Caregivers should learn all they can about FTD. They should look for a healthcare provider who knows about it, too. They should also gather a team of experts to help the family meet the health, financial, and emotional challenges they are facing.
Other healthcare providers who may play a role are:
- Home care nurses
- Genetic counselors
- Speech and language therapists
- Physical and occupational therapists
- Psychologists and licensed clinical social workers
Social workers and nurse case managers can also help. They can help the patient and caregivers find community resources. This includes medical supplies and equipment, nursing care, support groups, respite care, and financial help.
Attorneys and financial advisors can help families get ready for the later stages of the disease.
Advanced planning will help smooth future changes for the patient and family members. It may also allow all to take part in the process.
There is little solid evidence that antioxidants and other supplements help those with FTD. You and your family members should talk with your healthcare provider about whether to try any of them, such as coenzyme Q10, vitamin E, vitamin C, and B vitamins to support brain health.
When should I call my healthcare provider?
If you are diagnosed with FTD, you and your caregivers should talk with your healthcare providers about when to call them. Your healthcare provider will likely advise calling if your symptoms become worse, or if you have obvious or sudden changes in behavior, personality, or speech. This involves mood changes, such as depression or thoughts of suicide.
It can be very stressful for a caregiver to take care of a loved one with FTD. It’s normal to have feelings of denial, anger, and irritability.

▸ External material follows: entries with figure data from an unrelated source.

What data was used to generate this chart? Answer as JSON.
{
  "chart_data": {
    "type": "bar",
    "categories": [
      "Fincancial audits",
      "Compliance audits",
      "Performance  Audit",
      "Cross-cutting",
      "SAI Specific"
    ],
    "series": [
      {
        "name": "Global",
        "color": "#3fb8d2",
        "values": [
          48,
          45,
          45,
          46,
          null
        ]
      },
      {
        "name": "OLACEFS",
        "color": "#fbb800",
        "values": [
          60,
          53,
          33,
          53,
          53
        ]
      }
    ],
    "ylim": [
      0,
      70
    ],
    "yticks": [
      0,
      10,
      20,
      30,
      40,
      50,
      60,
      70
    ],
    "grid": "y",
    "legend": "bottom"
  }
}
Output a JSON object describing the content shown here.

Caregivers may also have anxiety, depression, exhaustion, and health problems of their own. Caregivers should talk to their healthcare provider if they have any of these signs of stress.
Key points about frontotemporal dementia
- Frontotemporal dementia is a group of disorders in which there is a loss of nerve cells in the frontal and temporal lobes of the brain. This causes these lobes to shrink. The cause of FTD is unknown.

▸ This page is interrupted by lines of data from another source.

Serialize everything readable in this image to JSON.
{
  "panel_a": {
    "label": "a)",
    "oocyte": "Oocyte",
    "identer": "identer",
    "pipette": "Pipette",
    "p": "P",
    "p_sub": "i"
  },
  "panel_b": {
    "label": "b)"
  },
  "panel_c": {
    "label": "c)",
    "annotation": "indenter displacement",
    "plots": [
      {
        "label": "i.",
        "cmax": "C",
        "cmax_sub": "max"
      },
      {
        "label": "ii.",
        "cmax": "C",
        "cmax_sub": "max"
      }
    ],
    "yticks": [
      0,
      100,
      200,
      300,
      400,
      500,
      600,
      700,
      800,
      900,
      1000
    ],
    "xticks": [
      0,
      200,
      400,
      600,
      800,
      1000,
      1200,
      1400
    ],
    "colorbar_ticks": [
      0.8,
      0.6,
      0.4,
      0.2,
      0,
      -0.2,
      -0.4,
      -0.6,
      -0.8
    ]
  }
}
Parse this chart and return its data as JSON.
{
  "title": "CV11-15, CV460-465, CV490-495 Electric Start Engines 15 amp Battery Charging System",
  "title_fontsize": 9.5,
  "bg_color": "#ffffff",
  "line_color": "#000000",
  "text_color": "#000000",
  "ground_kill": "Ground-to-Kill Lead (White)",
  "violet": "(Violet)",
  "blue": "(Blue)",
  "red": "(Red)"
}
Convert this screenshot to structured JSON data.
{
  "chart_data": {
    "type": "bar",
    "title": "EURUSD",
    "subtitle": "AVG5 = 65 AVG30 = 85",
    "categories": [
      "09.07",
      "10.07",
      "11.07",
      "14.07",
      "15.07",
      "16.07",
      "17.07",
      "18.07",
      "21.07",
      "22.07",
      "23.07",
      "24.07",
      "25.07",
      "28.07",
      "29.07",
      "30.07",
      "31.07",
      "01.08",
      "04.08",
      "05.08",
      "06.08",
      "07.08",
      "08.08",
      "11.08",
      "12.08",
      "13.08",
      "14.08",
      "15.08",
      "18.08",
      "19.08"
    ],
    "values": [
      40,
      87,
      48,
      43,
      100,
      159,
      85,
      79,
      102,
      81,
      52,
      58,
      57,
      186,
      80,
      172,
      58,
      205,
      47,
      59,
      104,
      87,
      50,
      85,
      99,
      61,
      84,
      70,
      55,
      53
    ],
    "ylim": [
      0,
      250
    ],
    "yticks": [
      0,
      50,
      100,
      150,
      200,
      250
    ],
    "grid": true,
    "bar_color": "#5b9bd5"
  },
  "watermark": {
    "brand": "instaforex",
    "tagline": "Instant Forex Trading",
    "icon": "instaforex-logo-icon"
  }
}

- Symptoms often first occur between ages 40 and 65. They can include changes in personality and behavior, progressive loss of speech and language skills, and sometimes physical symptoms such as tremors or spasms.
- FTD tends to get worse over time. Treatments can’t cure the disease. But some medicines and other treatments, such as speech therapy, can sometimes help with symptoms. If you have FTD, you may eventually need full-time nursing care, or to stay in an assisted-living facility or nursing home.
- If you have FTD, you will need ongoing resources to help you and your family manage the disease.
Tips to help you get the most from a visit to your healthcare provider:
- Know the reason for your visit and what you want to happen.
- Before your visit, write down questions you want answered.
- Bring someone with you to help you ask questions and remember what your provider tells you.
- At the visit, write down the name of a new diagnosis, and any new medicines, treatments, or tests. Also write down any new instructions your provider gives you.
- Know why a new medicine or treatment is prescribed, and how it will help you. Also know what the side effects are.
- Ask if your condition can be treated in other ways.
- Know why a test or procedure is recommended and what the results could mean.
- Know what to expect if you do not take the medicine or have the test or procedure.
- If you have a follow-up appointment, write down the date, time, and purpose for that visit.
- Know how you can contact your provider if you have questions.